Stephen Dalton, Hollywood Reporter: Behind its high-tech visual gimmicky, Gemini Man is a dumb, depthless, undemanding fanboy pleaser which plants Smith dangerously close to Liam Neeson and Nicolas Cage in the midlife action-man league. That said, the huge profits scored by Aladdin and Suicide Squad prove that the 51-year-old star still commands enough global fan loyalty to elevate even mediocre films into critic-proof hits. His enduring marquee power, in tandem with Lee's track record, could still generate big numbers when Paramount releases the movie Oct. 11 in U.S. theaters, with a worldwide rollout to follow. But both director and star have done much better work before.
Mike Reyes, CinemaBlend: Instead, what Gemini Man represents is a film that's crossed the finish line, only to look back at what it could have been and sigh. While Ang Lee's technical mastery is something you need to see to believe, the story that sits behind the stunning visuals is a little hollow and dated. Gemini Man is the ultimate catch-22. It's a story that would have worked so much better when it started development in 1997, but now includes current-era visual effects that best serve the spectacle Gemini Man sets out to achieve. In between those two lanes is where this movie rides, allowing itself to have some impressive moments of dazzling showmanship and intriguing action, but with very little message behind it.

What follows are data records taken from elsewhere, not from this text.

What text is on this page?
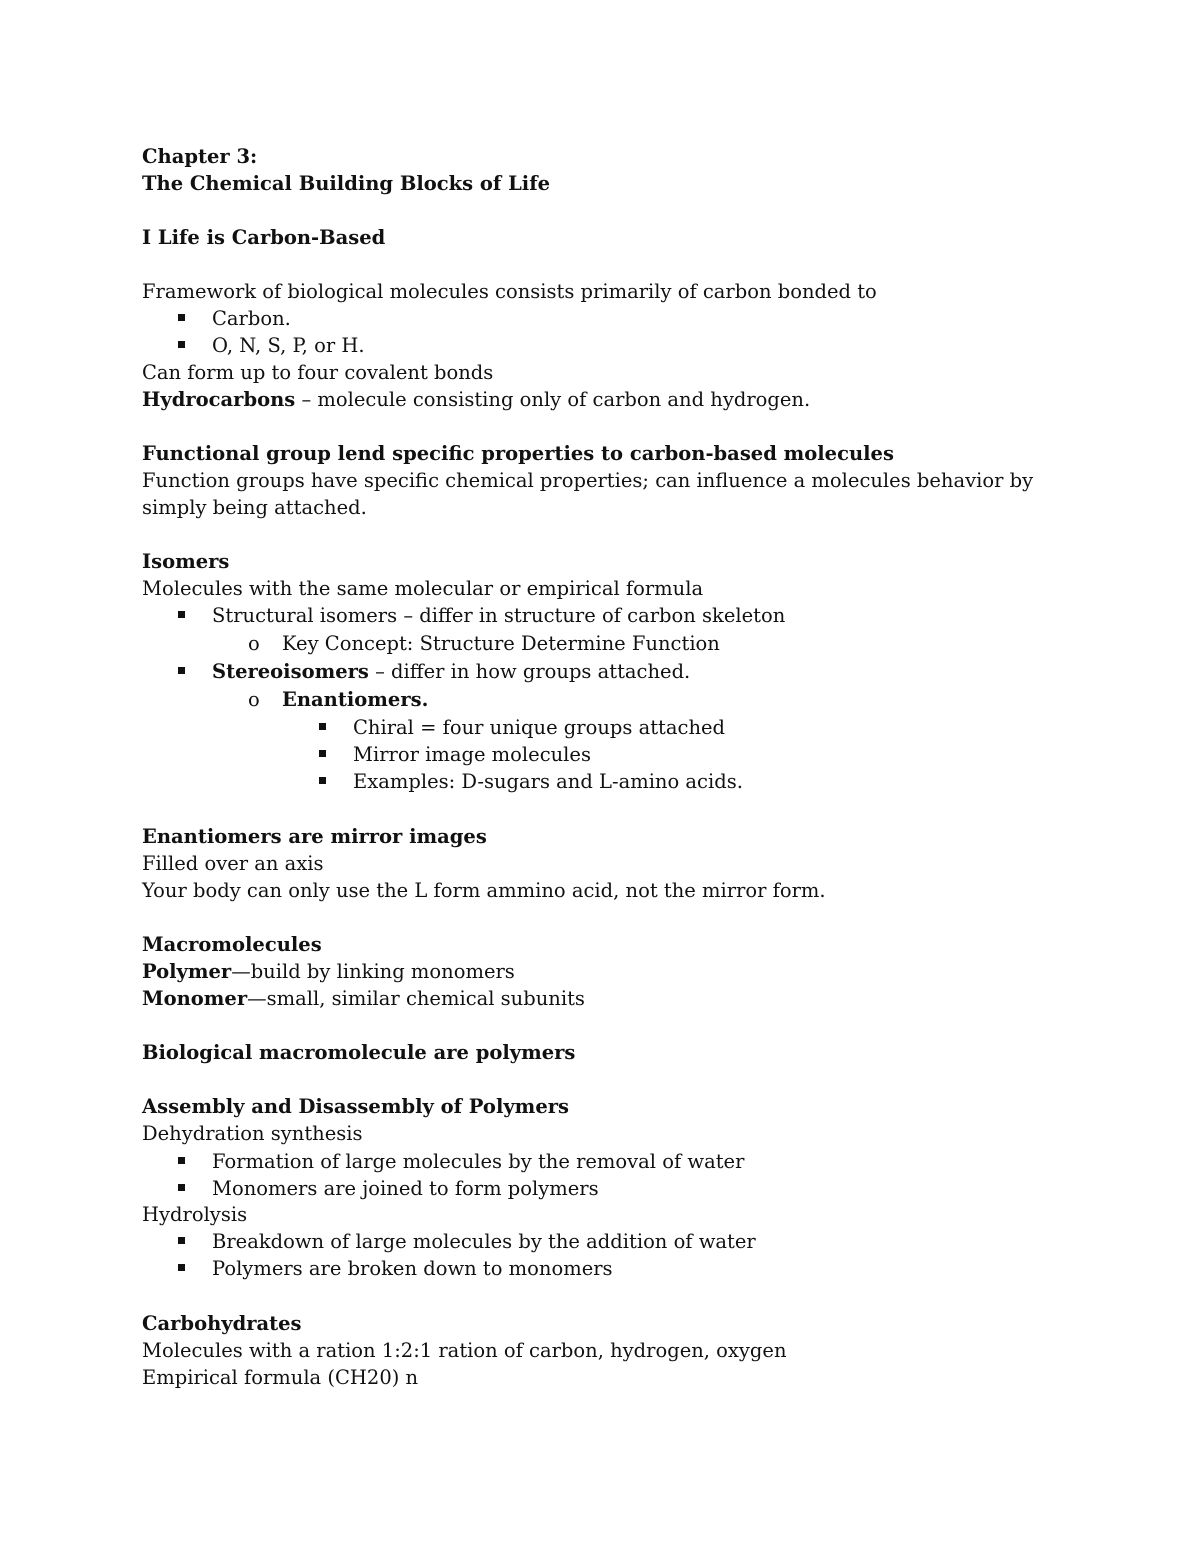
Chapter 3:
The Chemical Building Blocks of Life
I Life is Carbon-Based
Framework of biological molecules consists primarily of carbon bonded to
Carbon.
O, N, S, P, or H.
Can form up to four covalent bonds
Hydrocarbons – molecule consisting only of carbon and hydrogen.
Functional group lend specific properties to carbon-based molecules
Function groups have specific chemical properties; can influence a molecules behavior by simply being attached.
Isomers
Molecules with the same molecular or empirical formula
Structural isomers – differ in structure of carbon skeleton
o Key Concept: Structure Determine Function
Stereoisomers – differ in how groups attached.
o Enantiomers.
Chiral = four unique groups attached
Mirror image molecules
Examples: D-sugars and L-amino acids.
Enantiomers are mirror images
Filled over an axis
Your body can only use the L form ammino acid, not the mirror form.
Macromolecules
Polymer—build by linking monomers
Monomer—small, similar chemical subunits
Biological macromolecule are polymers
Assembly and Disassembly of Polymers
Dehydration synthesis
Formation of large molecules by the removal of water
Monomers are joined to form polymers
Hydrolysis
Breakdown of large molecules by the addition of water
Polymers are broken down to monomers
Carbohydrates
Molecules with a ration 1:2:1 ration of carbon, hydrogen, oxygen
Empirical formula (CH20) n
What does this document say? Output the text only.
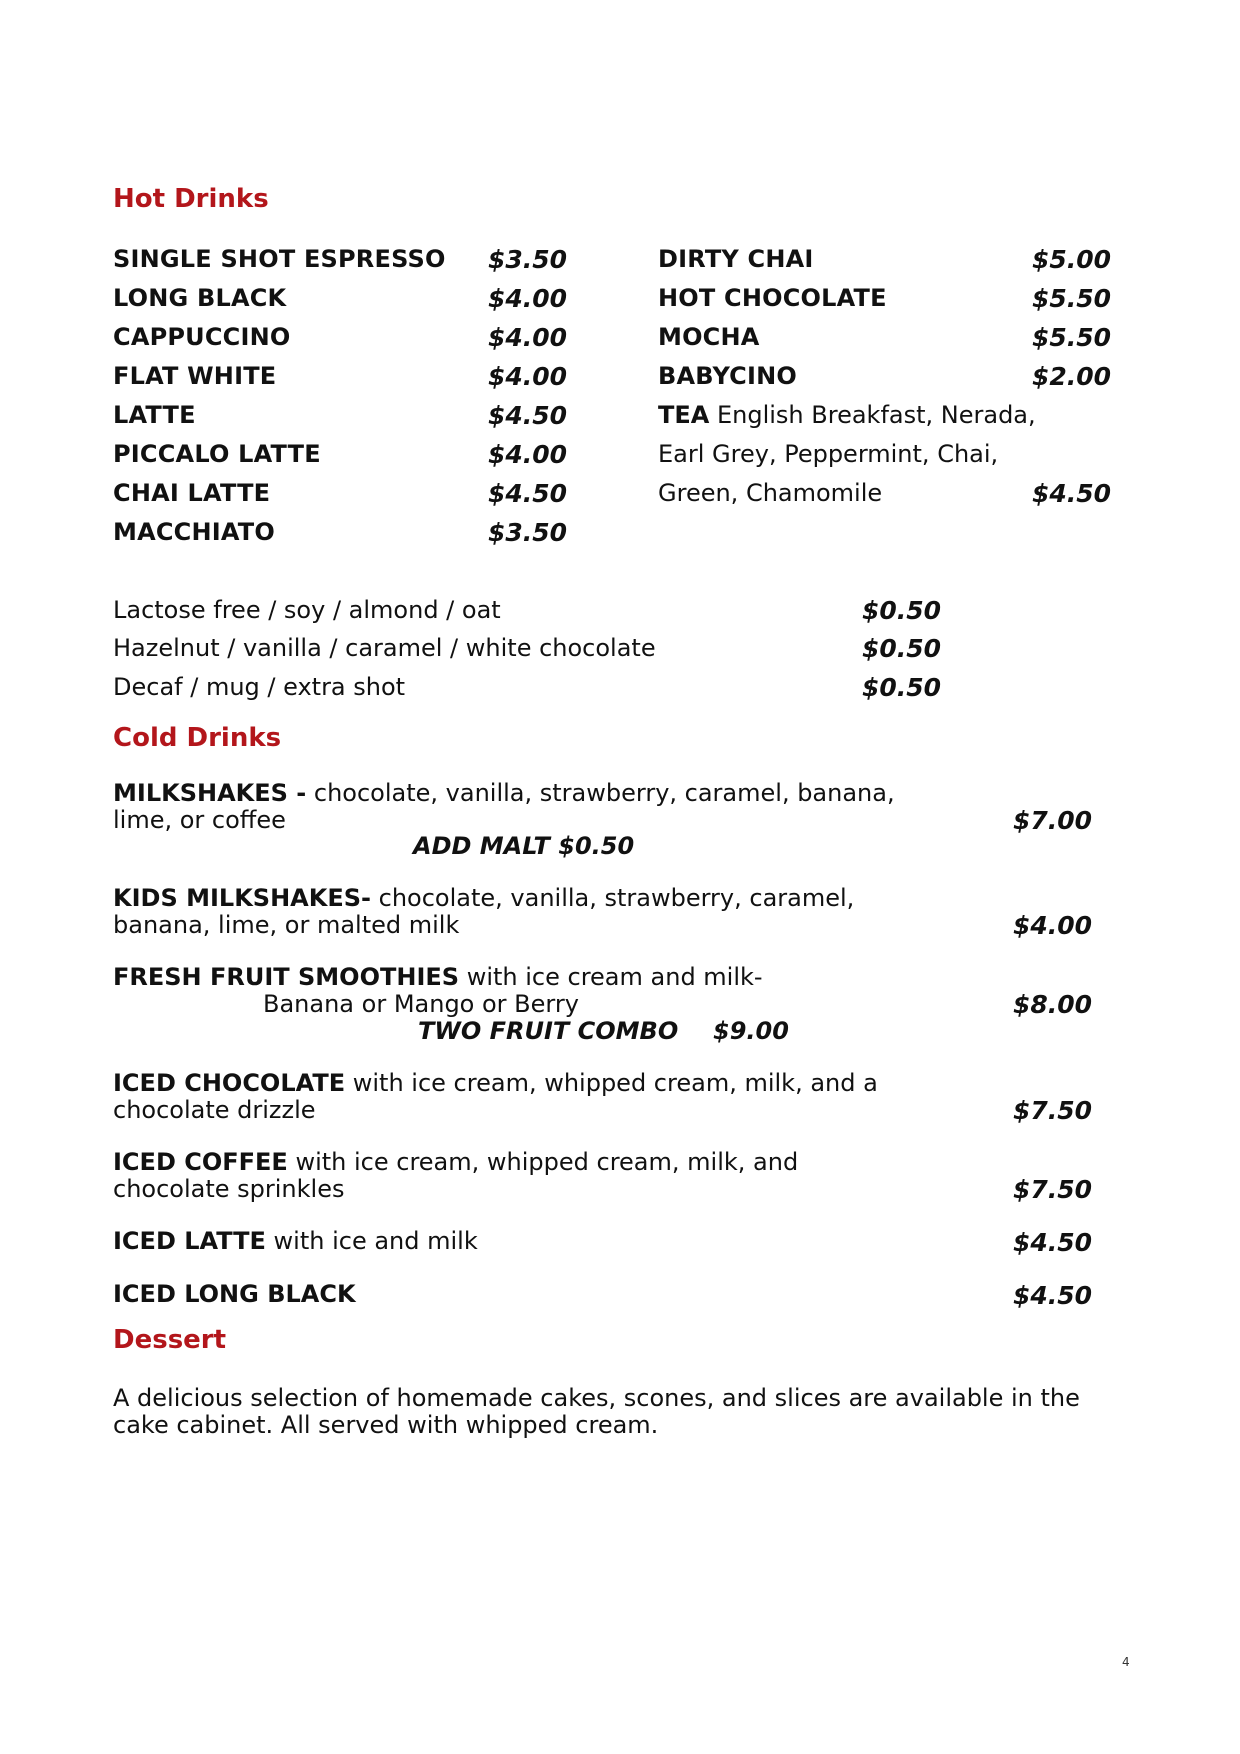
Hot Drinks
SINGLE SHOT ESPRESSO $3.50
LONG BLACK	$4.00
CAPPUCCINO	$4.00
FLAT WHITE	$4.00
LATTE	$4.50
PICCALO LATTE	$4.00
CHAI LATTE	$4.50
MACCHIATO	$3.50
DIRTY CHAI	$5.00
HOT CHOCOLATE	$5.50
MOCHA	$5.50
BABYCINO	$2.00
TEA English Breakfast, Nerada,
Earl Grey, Peppermint, Chai,
Green, Chamomile	$4.50
Lactose free / soy / almond / oat	$0.50
Hazelnut / vanilla / caramel / white chocolate	$0.50
Decaf / mug / extra shot	$0.50
Cold Drinks
MILKSHAKES - chocolate, vanilla, strawberry, caramel, banana,
lime, or coffee	$7.00
ADD MALT $0.50
KIDS MILKSHAKES- chocolate, vanilla, strawberry, caramel,
banana, lime, or malted milk	$4.00
FRESH FRUIT SMOOTHIES with ice cream and milk-
Banana or Mango or Berry	$8.00
TWO FRUIT COMBO $9.00
ICED CHOCOLATE with ice cream, whipped cream, milk, and a
chocolate drizzle	$7.50
ICED COFFEE with ice cream, whipped cream, milk, and
chocolate sprinkles	$7.50
ICED LATTE with ice and milk	$4.50
ICED LONG BLACK	$4.50
Dessert
A delicious selection of homemade cakes, scones, and slices are available in the
cake cabinet. All served with whipped cream.
4
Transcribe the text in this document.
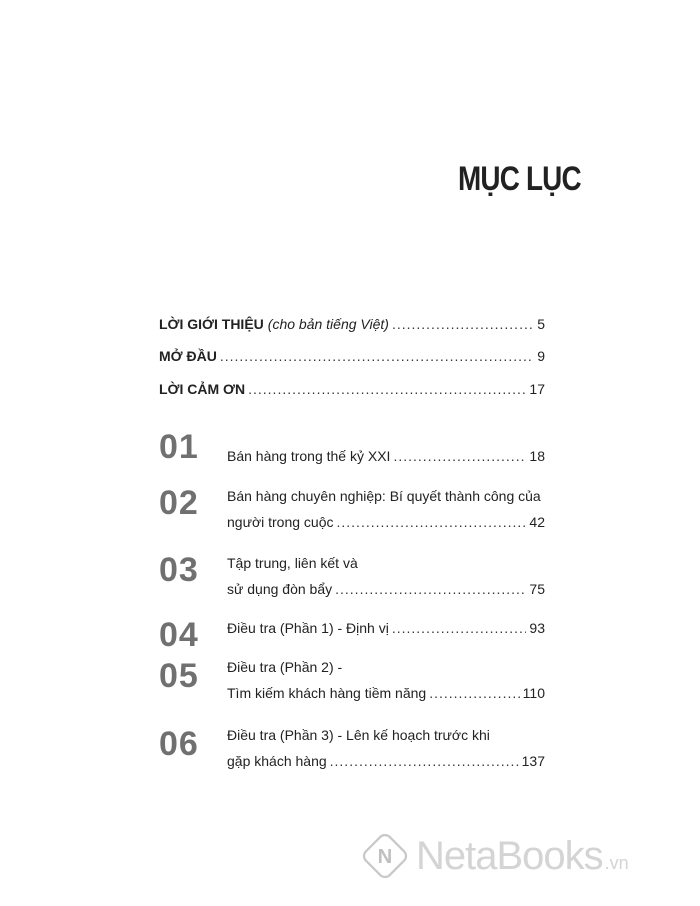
MỤC LỤC
LỜI GIỚI THIỆU (cho bản tiếng Việt) .....	5
MỞ ĐẦU .....	9
LỜI CẢM ƠN .....	17
01 Bán hàng trong thế kỷ XXI .....	18
02 Bán hàng chuyên nghiệp: Bí quyết thành công của
người trong cuộc .....	42
03 Tập trung, liên kết và
sử dụng đòn bẩy .....	75
04 Điều tra (Phần 1) - Định vị .....	93
05 Điều tra (Phần 2) -
Tìm kiếm khách hàng tiềm năng .....	110
06 Điều tra (Phần 3) - Lên kế hoạch trước khi
gặp khách hàng .....	137
N NetaBooks .vn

Fionnuala Halligan, Screen Daily: Seen at 60 frames per second (fps) on 3D-Plus (2K resolution), Ang Lee's action spectacular Gemini Man proved a compulsive watch: not for the usual ingredients of can't-look-away Hollywood cinema such as acting - Will Smith takes a dual role - or plot, both of which fell a little flat, and seemed almost wilfully generic. As a viewing experience, though, this picture delivers as a prototype of future action film-making. Full of movie magic, but not at all magical, Gemini Man could prove a game-changing event for the industry, although it is unlikely to make a similarly deep impression at the box office.